= Victorian Speleological Association =

Australian caving organization

The Victorian Speleological Association Inc. (VSA) was created in 1967 by the merger of the Victorian Cave Exploration Society (1957) and the Sub Aqua Speleological Society (1960). It is a member of the Australian Speleological Federation (ASF) which is in turn part of the International Union of Speleology. The Association aims to explore and chart the extensive cave systems in Victoria (Australia) and elsewhere, represent the interests of Victorian cavers to the relevant authorities and to encourage the preservation of caves in their natural state. There are over 800 caves in Victoria, many of them on private property. In addition to its exploration, campaigning and conservation work the Association's members oversee recreational expeditions underground for the general public.

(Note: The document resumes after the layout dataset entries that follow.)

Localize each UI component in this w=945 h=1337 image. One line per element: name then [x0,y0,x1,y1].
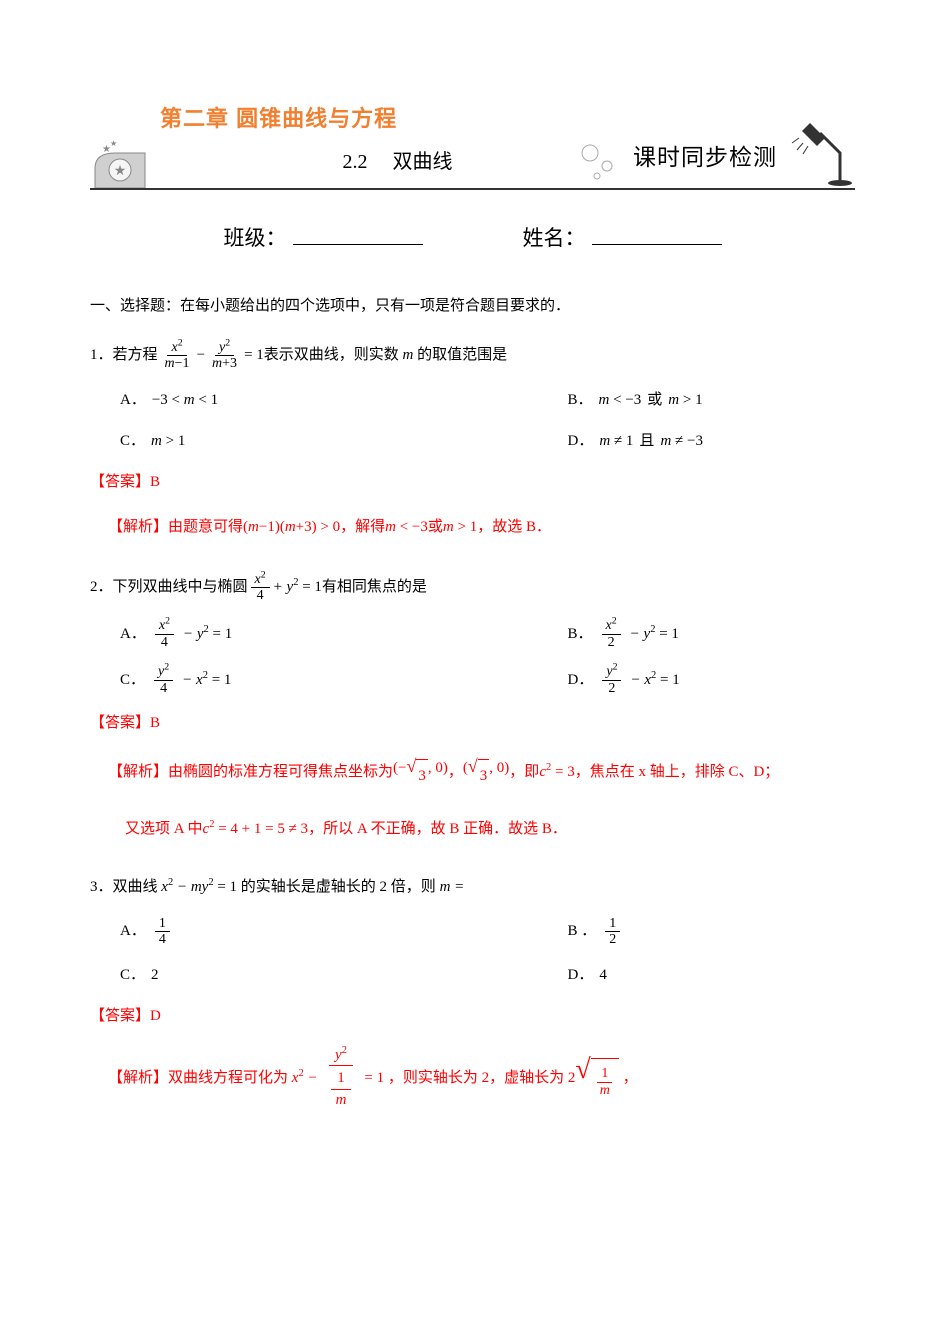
option-d: D．4 [488,962,856,989]
option-b: B． x22 − y2 = 1 [488,618,856,650]
q3-stem: 3． 双曲线 x2 − my2 = 1 的实轴长是虚轴长的 2 倍，则 m = [90,874,855,901]
option-a: A． 14 [120,916,488,948]
q3-options: A． 14 B ． 12 C．2 D．4 [90,916,855,989]
section-name: 双曲线 [393,151,453,173]
q1-stem: 1． 若方程 x2 m−1 − y2 m+3 = 1 表示双曲线，则实数 m 的… [90,340,855,372]
q1-answer: 【答案】B [90,469,855,496]
badge-text: 课时同步检测 [633,137,777,188]
option-a: A．−3 < m < 1 [120,387,488,414]
q3-answer: 【答案】D [90,1003,855,1030]
section-number: 2.2 [343,151,368,173]
option-d: D． y22 − x2 = 1 [488,664,856,696]
student-info-row: 班级： 姓名： [90,220,855,258]
q2-options: A． x24 − y2 = 1 B． x22 − y2 = 1 C． y24 −… [90,618,855,696]
q2-stem: 2． 下列双曲线中与椭圆 x2 4 + y2 = 1 有相同焦点的是 [90,572,855,604]
option-c: C．2 [120,962,488,989]
header-banner: ★ ★ ★ 第二章 圆锥曲线与方程 2.2 双曲线 课时同步检测 [90,100,855,190]
name-label: 姓名： [523,220,722,258]
q2-analysis-1: 【解析】 由椭圆的标准方程可得焦点坐标为 (−√3, 0) ， (√3, 0) … [90,752,855,793]
q1-analysis: 【解析】 由题意可得 (m−1)(m+3) > 0 ，解得 m < −3 或 m… [90,511,855,544]
svg-text:★: ★ [114,164,127,179]
lamp-icon [785,118,855,188]
q1-options: A．−3 < m < 1 B．m < −3 或 m > 1 C．m > 1 D．… [90,387,855,455]
question-2: 2． 下列双曲线中与椭圆 x2 4 + y2 = 1 有相同焦点的是 A． x2… [90,572,855,846]
q2-answer: 【答案】B [90,710,855,737]
right-badge: 课时同步检测 [575,118,855,188]
section-title: 2.2 双曲线 [160,144,575,188]
fraction: y2 1m [321,1045,362,1113]
fraction: y2 m+3 [208,340,241,372]
fraction: x2 m−1 [161,340,194,372]
chapter-block: 第二章 圆锥曲线与方程 2.2 双曲线 [160,99,575,188]
option-a: A． x24 − y2 = 1 [120,618,488,650]
chapter-title: 第二章 圆锥曲线与方程 [160,99,575,139]
bubbles-icon [575,138,625,188]
section-heading: 一、选择题：在每小题给出的四个选项中，只有一项是符合题目要求的． [90,293,855,320]
q2-analysis-2: 又选项 A 中 c2 = 4 + 1 = 5 ≠ 3 ，所以 A 不正确，故 B… [90,813,855,846]
option-c: C．m > 1 [120,428,488,455]
option-c: C． y24 − x2 = 1 [120,664,488,696]
question-3: 3． 双曲线 x2 − my2 = 1 的实轴长是虚轴长的 2 倍，则 m = … [90,874,855,1112]
svg-text:★: ★ [110,139,117,148]
class-label: 班级： [224,220,423,258]
question-1: 1． 若方程 x2 m−1 − y2 m+3 = 1 表示双曲线，则实数 m 的… [90,340,855,544]
option-b: B．m < −3 或 m > 1 [488,387,856,414]
option-d: D．m ≠ 1 且 m ≠ −3 [488,428,856,455]
star-badge-icon: ★ ★ ★ [90,138,150,188]
option-b: B ． 12 [488,916,856,948]
q3-analysis: 【解析】 双曲线方程可化为 x2 − y2 1m = 1 ，则实轴长为 2，虚轴… [90,1045,855,1113]
fraction: x2 4 [251,572,270,604]
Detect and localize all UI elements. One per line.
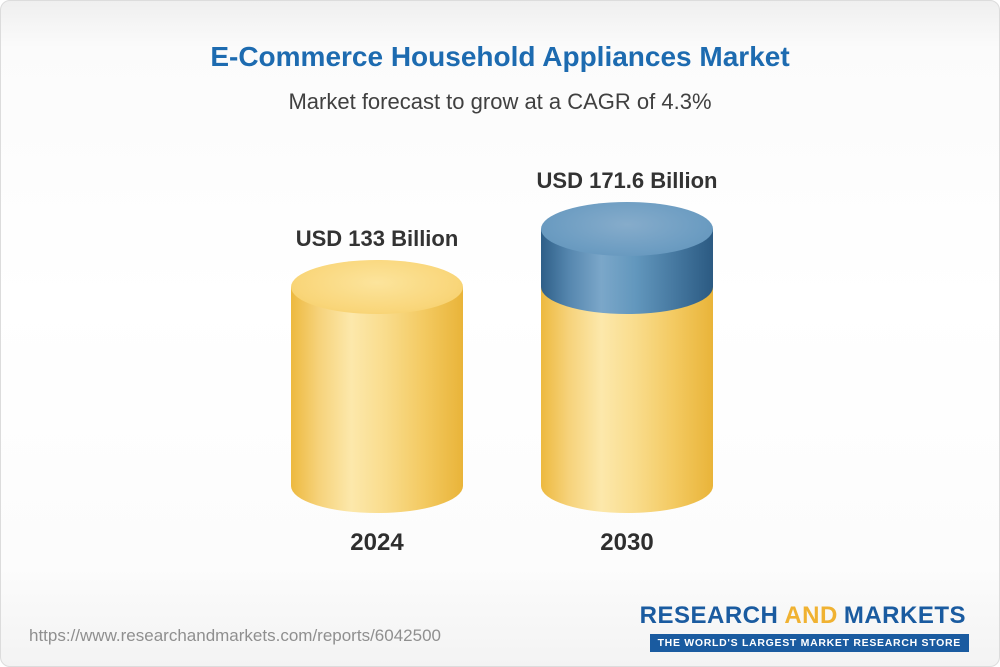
research-and-markets-logo: RESEARCH AND MARKETS THE WORLD'S LARGEST M… <box>637 602 969 652</box>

The VSA has been actively involved with the exploration of sinkholes and caves at Nullarbor Plain. These have proved a rich source of megafauna fossils and the Association was instrumental in the discovery and recovery of a rare Thylacoleo skeleton in 2002. The significance of such discoveries was great enough to warrant a special report on the ABC science show, Catalyst which aired on Australian television in 2006.

Currently the VSA have members engaged in a programme of exploration and surveying in the Bullita Caves in the Gregory National Park, Northern Territory, which, at over 100 km, is one of the longest underground systems in the world. It has also carried out an extensive period of exploration and surveying in the famous Buchan Caves.

The role of the VSA in exploration and conservation is acknowledged in the Mount Eccles National Park and Mount Napier State Plan and Snowy River National Park Management Plan, while their publications are cited by Australian State Government agencies in guides to various cave systems.